One of the fundamental packages of the Swim JS ecosystem and a dependency of the @swim/client library is @swim/structure. It contains a set of APIs necessary for reading, parsing, and writing data via WARP links. The “Data” section of the Client documentation will focus on the classes and tools found within this package and how they enable WARP clients to make sense of the data they’re transmitting.

Think of @swim/structure as a generic abstract syntax tree that can represent many structured data models, including parsed JSON, parsed XML, parsed Recon, parsed Protocol Buffers, and more. In addition to structured data models, @swim/structure has generic syntax trees for selector languages, like XPath, JSONPath, and Recon selectors. It also provides generic syntax trees for algebraic, logical, bitwise, and function invocation operators, as well as syntax trees for lambda function definitions. An Interpreter is provided for evaluating selectors, operators, and function invocations.

Parsers from source languages to @swim/structure syntax trees are provided by other packages. The @swim/recon library implements a parser and serializer for Recon, Recon selectors, and Recon expressions.

Data Model

The heart of @swim/structure is its uniform structured data model. Swim uses an abstract data model to decouple itself from the irregularities and limitations of common data formats, such as JSON or XML. To illuminate the complexity and limitations this model was designed to solve, let’s first consider the data models of JSON and XML.

JSON’s data model consists of four primitive types: string, number, boolean, and null; and two composite types: object, and array. Note that because JSON has two distinct composite types, its data model doesn’t produce uniform tree structures. JSON also lacks a consistent way to disambiguate polymorphic structures. And JSON’s lack of expressiveness leads to frequent use of textual microformats, which require additional parsing steps.

XML’s data model consists of one quasi-primitive type: text nodes, which may internally compose out-of-band entity references; and one composite type: element. Note that XML does not produce uniform tree structures either, due to the fact that elements have both child nodes, and associated attributes. And because of its textual nature, XML leads to profuse use of ad hoc string microformats. Rather than natively implementing a structured type system, XML layers on various nominally typed schema languages.

@swim/structure implements a uniform tree data model that is a superset of both the JSON and XML data models. The Swim structured data model has six primitive types: data, text, num, bool, extant, and absent; two field types: attr, and slot; and a single composite type: record.

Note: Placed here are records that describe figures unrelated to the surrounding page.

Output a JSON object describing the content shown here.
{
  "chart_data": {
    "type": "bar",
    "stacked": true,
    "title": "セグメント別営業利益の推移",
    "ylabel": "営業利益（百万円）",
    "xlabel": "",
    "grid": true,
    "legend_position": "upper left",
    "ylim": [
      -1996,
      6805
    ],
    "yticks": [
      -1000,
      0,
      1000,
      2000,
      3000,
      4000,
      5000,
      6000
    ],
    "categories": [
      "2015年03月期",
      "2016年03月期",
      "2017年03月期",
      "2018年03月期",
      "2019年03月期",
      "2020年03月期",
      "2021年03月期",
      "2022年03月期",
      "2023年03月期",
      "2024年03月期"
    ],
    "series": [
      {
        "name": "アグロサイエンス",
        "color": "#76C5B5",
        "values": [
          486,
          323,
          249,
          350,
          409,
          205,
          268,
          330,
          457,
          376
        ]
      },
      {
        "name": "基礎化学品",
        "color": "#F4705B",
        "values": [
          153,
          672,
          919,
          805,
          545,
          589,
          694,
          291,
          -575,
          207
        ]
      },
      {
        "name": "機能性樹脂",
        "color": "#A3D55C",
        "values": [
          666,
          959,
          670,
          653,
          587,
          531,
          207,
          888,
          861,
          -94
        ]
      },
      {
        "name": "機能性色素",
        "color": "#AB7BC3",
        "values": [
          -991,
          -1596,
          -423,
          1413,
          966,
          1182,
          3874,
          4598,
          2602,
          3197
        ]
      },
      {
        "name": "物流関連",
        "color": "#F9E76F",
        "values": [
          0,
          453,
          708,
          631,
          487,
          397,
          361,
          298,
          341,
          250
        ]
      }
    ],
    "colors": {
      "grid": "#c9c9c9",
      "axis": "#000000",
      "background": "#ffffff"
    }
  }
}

Having only one composite type allows every compound data structure to be treated as a uniform tree. The record type effectively behaves like a partially-keyed list, enabling it to model both objects and arrays. The attr field type provides a consistent polymorphic disambiguation mechanism, similar to—but more uniform and expressive than—XML tags. The slot field type models object properties as distinct child items that happen to have a key. But unlike JSON object keys, slot keys are not restricted to string values.